Distribution of Renewable Energy Sources

Renewable Energy Source2020 Energy Consumption in QuadsShare of 2020 Renewable Energy Consumption
Biomass4.5239%
Wind3.0126%
Hydroelectric2.5522%
Solar1.2711%
Geothermal0.232%

Source: IEA

The Nuclear Necessity for a Zero-Emission Energy Transition

It’s not all up to renewable energy sources to clean up America’s energy mix, as nuclear power will play a vital role in reducing carbon emissions. Technically not a renewable energy source due to uranium’s finite nature, nuclear energy is still a zero-emission energy that has provided around 20% of total annual U.S. electricity since 1990.

Support for nuclear power has been growing slowly, and last year was the first which saw nuclear electricity generation overtake coal. However, this might not last as three nuclear plants including New York’s Indian Point nuclear plant are set to be decommissioned in 2021, with a fourth plant scheduled for retirement in 2022.

It’s worth noting that while other countries might have a higher share of nuclear energy in their total electricity generation, the U.S. still has the largest nuclear generation capacity worldwide and has generated more nuclear electricity than any other country in the world.

Converting Energy to Electricity

The energy produced by nuclear power plants doesn’t go directly to its end-use sector, rather, 100% of nuclear energy in the U.S. is converted to electricity which is sold to consumers. Along with nuclear, most energy sources aside from petroleum are primarily converted to electricity.

Unfortunately, electricity conversion is a fairly inefficient process, with around 65% of the energy lost in the conversion, transmission, and distribution of electricity.

This necessary but wasteful step allows for the storage of energy in electrical form, ensuring that it can be distributed properly.
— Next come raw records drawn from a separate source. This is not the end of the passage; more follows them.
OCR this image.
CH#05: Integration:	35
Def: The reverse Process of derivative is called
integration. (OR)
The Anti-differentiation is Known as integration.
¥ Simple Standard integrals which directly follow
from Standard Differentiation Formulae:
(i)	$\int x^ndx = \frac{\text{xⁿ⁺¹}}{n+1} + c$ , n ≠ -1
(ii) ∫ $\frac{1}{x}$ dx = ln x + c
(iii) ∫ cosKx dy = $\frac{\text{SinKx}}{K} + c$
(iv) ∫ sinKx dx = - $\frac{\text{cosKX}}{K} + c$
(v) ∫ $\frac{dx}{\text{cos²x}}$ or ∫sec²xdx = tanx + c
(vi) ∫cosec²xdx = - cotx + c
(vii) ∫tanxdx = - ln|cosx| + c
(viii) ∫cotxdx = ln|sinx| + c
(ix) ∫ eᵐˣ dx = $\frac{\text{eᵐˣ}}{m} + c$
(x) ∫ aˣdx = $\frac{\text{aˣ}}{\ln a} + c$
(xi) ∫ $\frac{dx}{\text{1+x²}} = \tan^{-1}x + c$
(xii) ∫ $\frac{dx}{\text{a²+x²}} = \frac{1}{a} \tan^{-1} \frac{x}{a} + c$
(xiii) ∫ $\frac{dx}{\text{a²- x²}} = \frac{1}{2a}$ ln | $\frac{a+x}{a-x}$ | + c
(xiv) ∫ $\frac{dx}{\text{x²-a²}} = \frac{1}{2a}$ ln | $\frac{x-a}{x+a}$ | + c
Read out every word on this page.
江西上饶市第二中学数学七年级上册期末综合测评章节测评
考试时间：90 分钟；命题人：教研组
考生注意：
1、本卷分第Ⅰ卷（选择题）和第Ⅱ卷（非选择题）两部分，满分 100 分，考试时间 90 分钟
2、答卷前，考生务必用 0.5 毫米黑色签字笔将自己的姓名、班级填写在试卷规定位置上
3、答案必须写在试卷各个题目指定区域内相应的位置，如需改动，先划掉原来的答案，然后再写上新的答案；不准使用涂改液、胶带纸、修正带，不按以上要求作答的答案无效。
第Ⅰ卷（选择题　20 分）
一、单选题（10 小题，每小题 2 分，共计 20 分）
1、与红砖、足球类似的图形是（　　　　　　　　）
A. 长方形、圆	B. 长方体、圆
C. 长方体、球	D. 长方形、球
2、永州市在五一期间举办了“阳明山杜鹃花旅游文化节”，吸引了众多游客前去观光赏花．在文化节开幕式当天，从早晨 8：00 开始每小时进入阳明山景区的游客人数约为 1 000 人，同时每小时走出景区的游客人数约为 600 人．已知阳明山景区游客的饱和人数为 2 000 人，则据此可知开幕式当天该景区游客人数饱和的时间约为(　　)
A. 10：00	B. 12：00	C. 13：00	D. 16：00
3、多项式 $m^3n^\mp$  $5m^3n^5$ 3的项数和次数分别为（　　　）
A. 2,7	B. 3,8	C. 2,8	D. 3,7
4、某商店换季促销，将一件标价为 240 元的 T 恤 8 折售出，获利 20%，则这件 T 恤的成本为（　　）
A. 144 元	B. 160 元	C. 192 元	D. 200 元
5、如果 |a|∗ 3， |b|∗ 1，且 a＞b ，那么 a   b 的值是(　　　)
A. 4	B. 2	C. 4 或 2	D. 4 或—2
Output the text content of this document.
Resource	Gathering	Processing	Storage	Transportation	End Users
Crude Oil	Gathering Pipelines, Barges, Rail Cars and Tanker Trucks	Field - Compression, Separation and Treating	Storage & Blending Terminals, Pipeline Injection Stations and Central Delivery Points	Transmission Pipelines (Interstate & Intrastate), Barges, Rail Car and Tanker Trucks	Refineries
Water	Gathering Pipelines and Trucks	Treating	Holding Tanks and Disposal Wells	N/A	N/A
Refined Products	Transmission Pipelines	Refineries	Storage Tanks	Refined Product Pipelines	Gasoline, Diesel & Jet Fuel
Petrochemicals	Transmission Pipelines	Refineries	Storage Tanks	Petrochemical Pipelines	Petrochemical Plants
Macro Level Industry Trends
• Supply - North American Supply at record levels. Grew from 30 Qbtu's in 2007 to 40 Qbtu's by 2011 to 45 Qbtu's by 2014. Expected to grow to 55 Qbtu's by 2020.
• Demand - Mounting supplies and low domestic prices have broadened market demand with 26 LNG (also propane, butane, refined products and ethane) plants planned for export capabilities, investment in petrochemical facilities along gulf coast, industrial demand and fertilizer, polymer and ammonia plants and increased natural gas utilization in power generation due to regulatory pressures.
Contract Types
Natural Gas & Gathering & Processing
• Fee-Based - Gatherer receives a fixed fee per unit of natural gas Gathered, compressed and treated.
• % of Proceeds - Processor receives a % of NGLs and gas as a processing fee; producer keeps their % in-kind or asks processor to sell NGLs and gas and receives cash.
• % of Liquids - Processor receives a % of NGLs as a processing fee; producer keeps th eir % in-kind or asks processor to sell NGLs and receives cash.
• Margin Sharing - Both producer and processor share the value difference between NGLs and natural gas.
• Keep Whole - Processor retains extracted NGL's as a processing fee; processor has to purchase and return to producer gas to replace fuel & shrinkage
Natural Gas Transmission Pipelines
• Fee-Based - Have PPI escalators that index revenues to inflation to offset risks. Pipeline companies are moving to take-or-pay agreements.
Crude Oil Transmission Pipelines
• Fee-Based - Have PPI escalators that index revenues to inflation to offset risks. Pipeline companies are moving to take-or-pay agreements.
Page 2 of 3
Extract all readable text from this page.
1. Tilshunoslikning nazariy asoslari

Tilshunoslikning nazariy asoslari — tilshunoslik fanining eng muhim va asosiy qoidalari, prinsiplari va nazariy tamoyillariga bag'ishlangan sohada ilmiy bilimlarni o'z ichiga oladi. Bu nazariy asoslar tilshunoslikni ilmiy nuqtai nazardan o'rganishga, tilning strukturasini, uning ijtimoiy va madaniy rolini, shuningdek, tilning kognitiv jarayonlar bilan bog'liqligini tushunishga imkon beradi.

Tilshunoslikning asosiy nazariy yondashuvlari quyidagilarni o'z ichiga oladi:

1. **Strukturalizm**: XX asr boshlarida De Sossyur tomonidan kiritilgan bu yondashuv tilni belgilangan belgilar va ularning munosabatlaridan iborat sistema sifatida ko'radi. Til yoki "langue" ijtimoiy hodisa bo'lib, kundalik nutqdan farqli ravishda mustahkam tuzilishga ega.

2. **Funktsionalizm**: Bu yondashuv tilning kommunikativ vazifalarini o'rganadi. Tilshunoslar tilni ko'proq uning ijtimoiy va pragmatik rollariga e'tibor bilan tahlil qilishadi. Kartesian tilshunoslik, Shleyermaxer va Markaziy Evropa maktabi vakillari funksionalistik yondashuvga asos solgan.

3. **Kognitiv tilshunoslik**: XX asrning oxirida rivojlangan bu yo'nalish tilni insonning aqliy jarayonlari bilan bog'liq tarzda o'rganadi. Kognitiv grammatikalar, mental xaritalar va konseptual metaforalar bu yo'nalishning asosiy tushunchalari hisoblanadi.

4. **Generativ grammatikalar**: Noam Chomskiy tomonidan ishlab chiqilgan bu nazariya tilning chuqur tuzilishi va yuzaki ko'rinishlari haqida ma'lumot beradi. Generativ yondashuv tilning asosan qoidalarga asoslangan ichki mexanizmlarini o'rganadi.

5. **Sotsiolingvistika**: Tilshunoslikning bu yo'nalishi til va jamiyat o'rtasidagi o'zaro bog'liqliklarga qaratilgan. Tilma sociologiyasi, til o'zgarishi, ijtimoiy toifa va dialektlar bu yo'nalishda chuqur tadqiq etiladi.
Working towards more efficient methods of energy to electricity conversion is an often forgotten aspect of reducing wasted energy.

Despite the dip in 2020, both energy production and consumption in the U.S. are forecasted to continue rising. As Biden aims to reduce greenhouse gas emissions by 50% by 2030 (from 2005 emission levels), U.S. energy consumption will inevitably continue to shift away from fossil fuels and towards renewable and nuclear energy.